Yep. Dark Candles are has some great scents and the candles burn well.


----------



## Haunted Bayou (Feb 16, 2007)

I second that. I ordered the sampler last year and like a lot of the scents.
If you find one you really like, you should order it because she discontinues scents often.

"Dracula" is my favorite so far, and it is a pretty dark red color.


----------



## Hauntiholik (May 17, 2006)

Dark Candles was a HauntForum sponsor in 2008 so some of us know about them 

I've got Coffin, Crypt Moss, Apparition, Graveyard, Forbidden, Black Rose, Arachne's Garden and Clove.


----------



## fick209 (Aug 31, 2009)

Thanks, I'm checking the site out now!


----------



## MorbidMariah (Mar 28, 2009)

I burned bonfire for a while tonight (and it was lovely) and Nosferatu for a bit later on (which I like quite a lot...very exotic with hints of patchouli and nag champa, that kind of incensey smell. Tomorrow I am going to try out clove, which I am sure I will love.


----------



## Spooky1 (Aug 25, 2008)

Spooky scented candles? They have candles that smell like me?


----------



## The Bloodshed Brothers (Jan 25, 2009)

Spooky1 said:


> Spooky scented candles? They have candles that smell like me?


haha ill take 20


----------



## fick209 (Aug 31, 2009)

I just couldn't decide on how many or which scents I wanted to try, so went ahead and ordered the votive monster candle pack


----------



## The Archivist (May 31, 2009)

Do they have candles that smell like ancient graveyard or perhaps something in a corpse scent? I do love that rotted corpse smell...


----------



## Fiend4Halloween (Aug 28, 2008)

How strong are the scents? I have a ton of candles and am always on the search for ones that will make my house smell good. Even after spending a good amount of money on some different brands, seems that a lot don't really have much smell to them while burning.


----------



## MorbidMariah (Mar 28, 2009)

Yep, they are very aromatic! One votive makes my bathroom actually too smelly!  

And yes, actually, they DO have a graveyard scent! Smells like earth and woody scent. I see that she has a simmering oil called Corpse, but no candles.
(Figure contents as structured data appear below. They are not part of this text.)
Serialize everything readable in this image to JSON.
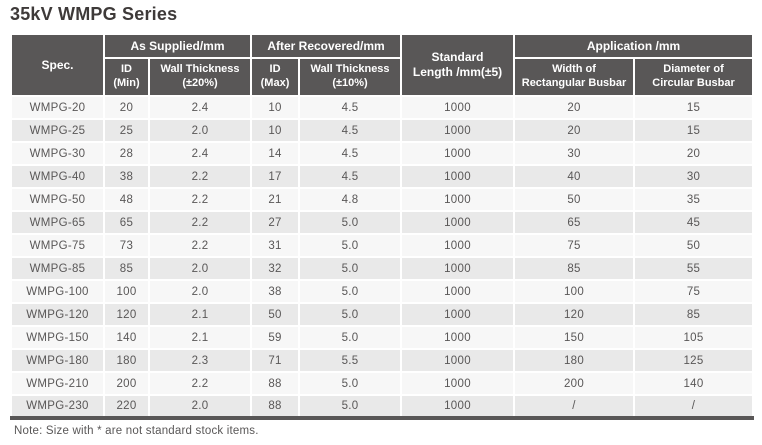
{
  "title": "35kV WMPG Series",
  "note": "Note: Size with * are not standard stock items.",
  "colors": {
    "header_bg": "#595757",
    "header_text": "#ffffff",
    "title_text": "#3e3a39",
    "body_text": "#595757",
    "row_light": "#f7f7f7",
    "row_alt": "#e9e9e9",
    "bottom_border": "#595757"
  },
  "table": {
    "header": {
      "spec": "Spec.",
      "as_supplied": "As Supplied/mm",
      "after_recovered": "After Recovered/mm",
      "standard_length": "Standard\nLength /mm(±5)",
      "application": "Application /mm",
      "id_min": "ID\n(Min)",
      "wall_20": "Wall Thickness\n(±20%)",
      "id_max": "ID\n(Max)",
      "wall_10": "Wall Thickness\n(±10%)",
      "width_rect": "Width of\nRectangular Busbar",
      "diam_circ": "Diameter of\nCircular Busbar"
    },
    "rows": [
      [
        "WMPG-20",
        "20",
        "2.4",
        "10",
        "4.5",
        "1000",
        "20",
        "15"
      ],
      [
        "WMPG-25",
        "25",
        "2.0",
        "10",
        "4.5",
        "1000",
        "20",
        "15"
      ],
      [
        "WMPG-30",
        "28",
        "2.4",
        "14",
        "4.5",
        "1000",
        "30",
        "20"
      ],
      [
        "WMPG-40",
        "38",
        "2.2",
        "17",
        "4.5",
        "1000",
        "40",
        "30"
      ],
      [
        "WMPG-50",
        "48",
        "2.2",
        "21",
        "4.8",
        "1000",
        "50",
        "35"
      ],
      [
        "WMPG-65",
        "65",
        "2.2",
        "27",
        "5.0",
        "1000",
        "65",
        "45"
      ],
      [
        "WMPG-75",
        "73",
        "2.2",
        "31",
        "5.0",
        "1000",
        "75",
        "50"
      ],
      [
        "WMPG-85",
        "85",
        "2.0",
        "32",
        "5.0",
        "1000",
        "85",
        "55"
      ],
      [
        "WMPG-100",
        "100",
        "2.0",
        "38",
        "5.0",
        "1000",
        "100",
        "75"
      ],
      [
        "WMPG-120",
        "120",
        "2.1",
        "50",
        "5.0",
        "1000",
        "120",
        "85"
      ],
      [
        "WMPG-150",
        "140",
        "2.1",
        "59",
        "5.0",
        "1000",
        "150",
        "105"
      ],
      [
        "WMPG-180",
        "180",
        "2.3",
        "71",
        "5.5",
        "1000",
        "180",
        "125"
      ],
      [
        "WMPG-210",
        "200",
        "2.2",
        "88",
        "5.0",
        "1000",
        "200",
        "140"
      ],
      [
        "WMPG-230",
        "220",
        "2.0",
        "88",
        "5.0",
        "1000",
        "/",
        "/"
      ]
    ]
  }
}
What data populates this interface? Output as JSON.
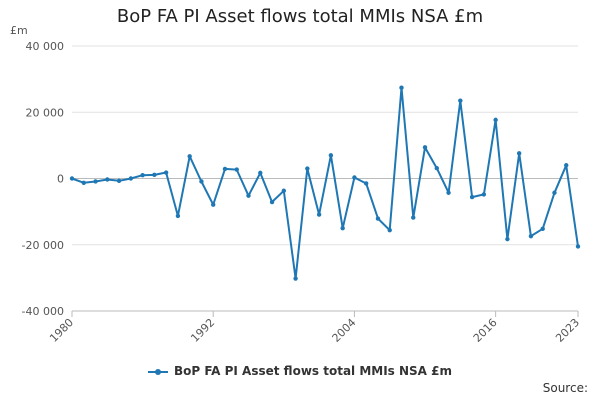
{
  "chart_data": {
    "type": "line",
    "title": "BoP FA PI Asset flows total MMIs NSA £m",
    "xlabel": "",
    "ylabel": "£m",
    "xlim": [
      1980,
      2023
    ],
    "ylim": [
      -40000,
      40000
    ],
    "x_ticks": [
      "1980",
      "1992",
      "2004",
      "2016",
      "2023"
    ],
    "y_ticks": [
      "40 000",
      "20 000",
      "0",
      "-20 000",
      "-40 000"
    ],
    "grid": true,
    "legend_position": "bottom",
    "series": [
      {
        "name": "BoP FA PI Asset flows total MMIs NSA £m",
        "color": "#1f77b4",
        "x": [
          1980,
          1981,
          1982,
          1983,
          1984,
          1985,
          1986,
          1987,
          1988,
          1989,
          1990,
          1991,
          1992,
          1993,
          1994,
          1995,
          1996,
          1997,
          1998,
          1999,
          2000,
          2001,
          2002,
          2003,
          2004,
          2005,
          2006,
          2007,
          2008,
          2009,
          2010,
          2011,
          2012,
          2013,
          2014,
          2015,
          2016,
          2017,
          2018,
          2019,
          2020,
          2021,
          2022,
          2023
        ],
        "values": [
          0,
          -1300,
          -900,
          -300,
          -700,
          0,
          1000,
          1100,
          1800,
          -11300,
          6700,
          -900,
          -7900,
          2900,
          2700,
          -5200,
          1700,
          -7100,
          -3700,
          -30200,
          3000,
          -10900,
          7000,
          -15000,
          300,
          -1500,
          -12100,
          -15600,
          27400,
          -11800,
          9400,
          3100,
          -4300,
          23500,
          -5600,
          -4800,
          17700,
          -18300,
          7600,
          -17400,
          -15200,
          -4300,
          4000,
          -20500
        ]
      }
    ]
  },
  "source_label": "Source:"
}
I have the graveyard scent and like it, but I can't imagine corpse! eww!


----------



## GothicCandle (Mar 26, 2007)

I love candles, I'm not that into scented ones though.


----------



## Devils Chariot (May 23, 2007)

I got the Halloween and the graveyard pack. they smelled so good I t didn't use for my haunt. I have some in my home and to diced up a couple and put them in my personal fan at work, so when i turn it on, it smells like Halloween!!!


----------